公開日2019/01/29
公開日2019/01/29
風情ある塗屋造りの町家が軒を連ね、倉敷らしい町家の暮らしが今も息づく倉敷美観地区の東町通りで、明治2(1869)年から楠戸家が営む「はしまや呉服店」。その建物(主屋、米蔵、炭蔵など)は、「楠戸家住宅」として平成8(1996)年に岡山県内で第一号の国の登録有形文化財に指定されました。
そんな老舗呉服店の脇にある門をくぐり、石畳の路地を奥へと進んだ突き当たりに、ひっそりと佇むかつての米蔵が『夢空間(サロン)はしまや』です。
オープンしたのは、平成8(1996)年。「楠戸家住宅」が国の登録有形文化財に指定されたのを機に、「お茶を飲みながら楽しい時間を共有できる場、人が集まる場にしたい」との思いから、楠戸家五代目夫人の楠戸恵子さんが開きました。
築120年のこの蔵を改装したのは、古民家再生の旗手として活躍する「倉敷建築工房」の楢村徹さん。木目の温かさに満ちたカフェへと様変わりした空間で、ランチやスイーツ、コーヒーなどを味わえます。
「六代続く楠戸家の一員として、家を守っていきたいと思っています。この『夢空間はしまや』を通して、時代に合わせて変化させるべきところは変えつつも、古き良きものを大切に守っている倉敷のこと、そこで暮らす私たち家族の思いを知ってもらえたら…」。
そう話すのは、オープン20周年を迎えた2017年3月に、当店の創業者である母・楠戸恵子さんから店を受け継いだ紀子さんです。
プランナーという肩書きも持つ紀子さんは、「観光される方たちだけでなく、地元の方々にも気軽にここを訪れていただき、倉敷の文化財でもある『楠戸家住宅』を楽しんでほしい」と考えているそう。
その実現のために図ったのが、カフェメニューの充実でした。まず、「楠戸家住宅」の目の前で南イタリア料理店『トラットリア はしまや』を営む、兄の伸太郎さんに相談。そこで働いていたシェフ・岩城真紀さんを、当店に迎えることになりました。
「食べ終わったお客様に、おいしかったよと言ってもらえることが幸せ」。笑顔を見せる岩城さんが腕を振るうランチやスイーツは、この空間にしっくりとなじむ品ばかりです。
季節野菜の滋味を生かした料理を中心に、小鉢とご飯、みそ汁、ドリンクが付く「本日のランチ」や、倉敷市観光客誘致協議会が主催する「倉敷アフタヌーンティー」をきっかけに登場させた、彩り華やかな「はしまやアフタヌーンティー」。いずれの料理も、「地元を盛り上げよう」とがんばっている生産者から届く季節の野菜や果実を、極力用いて作られています。
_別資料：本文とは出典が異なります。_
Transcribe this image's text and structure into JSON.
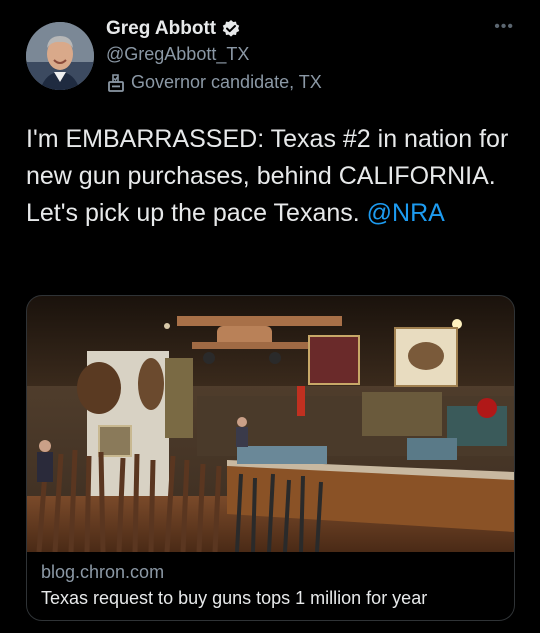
{
  "author": {
    "name": "Greg Abbott",
    "handle": "@GregAbbott_TX",
    "label": "Governor candidate, TX",
    "verified": true
  },
  "tweet": {
    "text": "I'm EMBARRASSED: Texas #2 in nation for new gun purchases, behind CALIFORNIA. Let's pick up the pace Texans. ",
    "mention": "@NRA"
  },
  "card": {
    "domain": "blog.chron.com",
    "headline": "Texas request to buy guns tops 1 million for year"
  },
  "icons": {
    "verified": "verified-badge-icon",
    "label": "ballot-box-icon",
    "more": "more-options-icon"
  },
  "colors": {
    "background": "#000000",
    "text": "#e7e9ea",
    "secondary": "#8b98a5",
    "link": "#1d9bf0"
  }
}
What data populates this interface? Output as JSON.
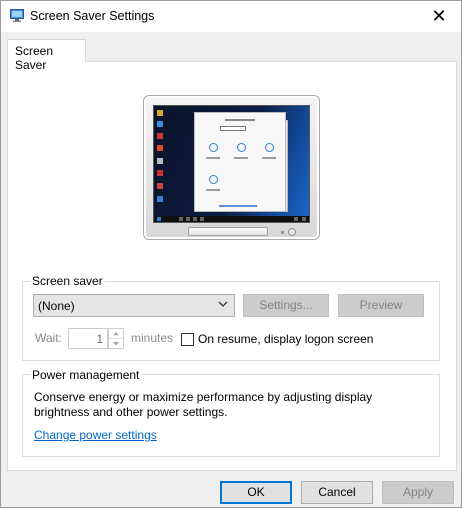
{
  "window": {
    "title": "Screen Saver Settings",
    "close_glyph": "✕"
  },
  "tab": {
    "label": "Screen Saver"
  },
  "screen_saver": {
    "group_label": "Screen saver",
    "selected_saver": "(None)",
    "settings_label": "Settings...",
    "preview_label": "Preview",
    "wait_label": "Wait:",
    "wait_value": "1",
    "minutes_label": "minutes",
    "resume_label": "On resume, display logon screen",
    "resume_checked": false
  },
  "power_management": {
    "group_label": "Power management",
    "description": "Conserve energy or maximize performance by adjusting display brightness and other power settings.",
    "link_label": "Change power settings"
  },
  "footer": {
    "ok_label": "OK",
    "cancel_label": "Cancel",
    "apply_label": "Apply"
  },
  "colors": {
    "accent": "#0078d7",
    "link": "#0066cc",
    "disabled_text": "#838383"
  }
}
また、器やお盆のほとんどは、楠戸家の蔵に眠っていた明治時代の品々です。
頭上に走る飴色に染まった梁からも感じられる長い時を重ねてきた空間で、時代ものの器に盛りつけた料理やスイーツを提供している『夢空間はしまや』。楠戸家の人々や料理を作る岩城さんが伝えようとしているのは、古き良き時代と現在、歴史的財産と人の間にある、目に見えないつながりかも知れません。
アートの展覧会やミニコンサート、ライブなどが開催されることもあるので、チェックしてみては。
倉敷美観地区の「本町・東町の通り」の東端あたりに佇む「楠戸家住宅」は、老舗『はしまや呉服店』の店舗兼住居。明治時代の町屋造りの特徴をよく備えることから、岡山県では最も早く国の登録有形文化財に指定されました。また、三代目の楠戸與平と親交の深かった大原總一郎に伴われ、司馬遼太郎やバーナード・リーチなど国内外の著名人が多数来訪したことでも知られています。